As was the case for performance-based observation in the clinic, the clinical judgment method also did not function effectively. In fact, it was the least concordant with the criterion, although not always significantly different from the other methods. Clinical judgment was included in our study because of the tendency of health care professionals to infer disability from impairment. Rehabilitation therapists, for example, may conclude that knee OA patients will exhibit disability in tasks generally requiring hip flexion (e.g., bathtub transfers, picking up a garbage sack) because of a joint restriction of 30° or more at the hip, without actually assessing these tasks. Several reasons may account for the ineffectiveness of the clinical judgment method in our study. Because our therapists were provided with substantively more impairment data than would typically be available in a clinical setting, they may have had difficulty selecting the salient clinical cues from the quantity of data (45). Our rationale for providing impairment data beyond that common to OA was that in older adults, disability often has multiple etiologies with joint limitations, for example, compounded by depression or dementia. This multifactorial etiology needs to be taken into account in planning rehabilitation. The tendency for clinical judgment to overestimate disability (negative bias) may stem from therapists' comparisons of our groups with the caseloads typically seen in rehabilitation, which would be substantively more disabled. Finally, the poor concordance between clinical judgment and in-home performance may be attributed to actual discordance between impairment and disability. Correlational studies on a wide range of physical, cognitive, and affective impairments typically yield positive but moderate relationships to task disability, suggesting that impairment does not necessarily lead to disability (46).

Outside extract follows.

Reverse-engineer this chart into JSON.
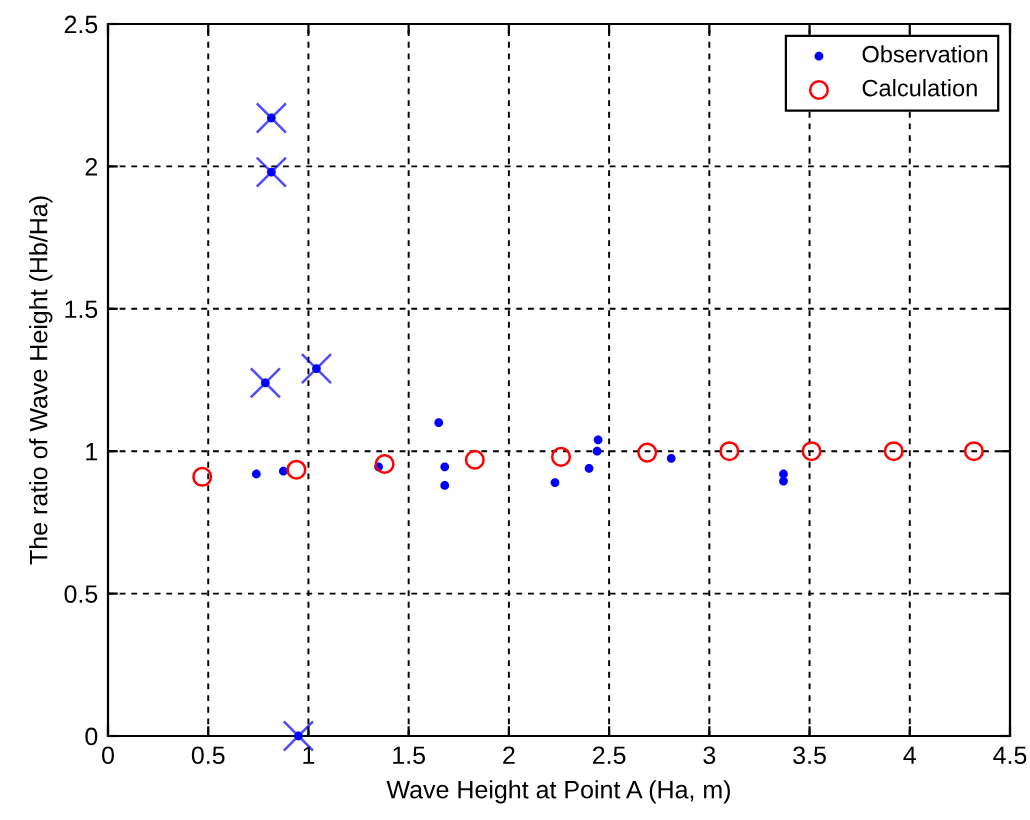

In conclusion, clinically, health care professionals can rely on cognitively intact women, who are seen as outpatients, to provide a reasonable indication of the functional tasks they can do at home. At the same time, they are cautioned that physical impairment appears to widen the discrepancy between what they say they can do at home and what they actually can do, with the widest gap occurring for FM and the physically oriented IADL. Although patient and proxy reports of functional status are comparable, whenever possible preference should be given to having patients speak for themselves to reinforce their autonomy. Nonetheless, if proxies are used as informants, they should be familiar with patients' routine task performance. Those who lack this familiarity should not be asked to provide information. Self reports of functional status can be readily incorporated into usual healthcare practices. Questions, such as those used in this study, about performance abilities for discrete tasks (i.e., cook using the stovetop) as opposed to task categories (i.e., cook) are recommended. Perceived changes in these abilities may be used to trigger more in-depth performance-based assessment. Performance-based assessment itself should be done in patients' homes rather than in clinical settings, which may yield a different level of task independence. Home-based assessment enables patients to perform tasks using their usual procedures, equipment, and adaptive techniques. Hence, it yields an accurate evaluation of their ability to live independently and of the disabilities that need to be targeted for rehabilitation. This methodologic research needs to be replicated across a wider range of rheumatic conditions and on people with more severe disability to assess the generalizability of the findings.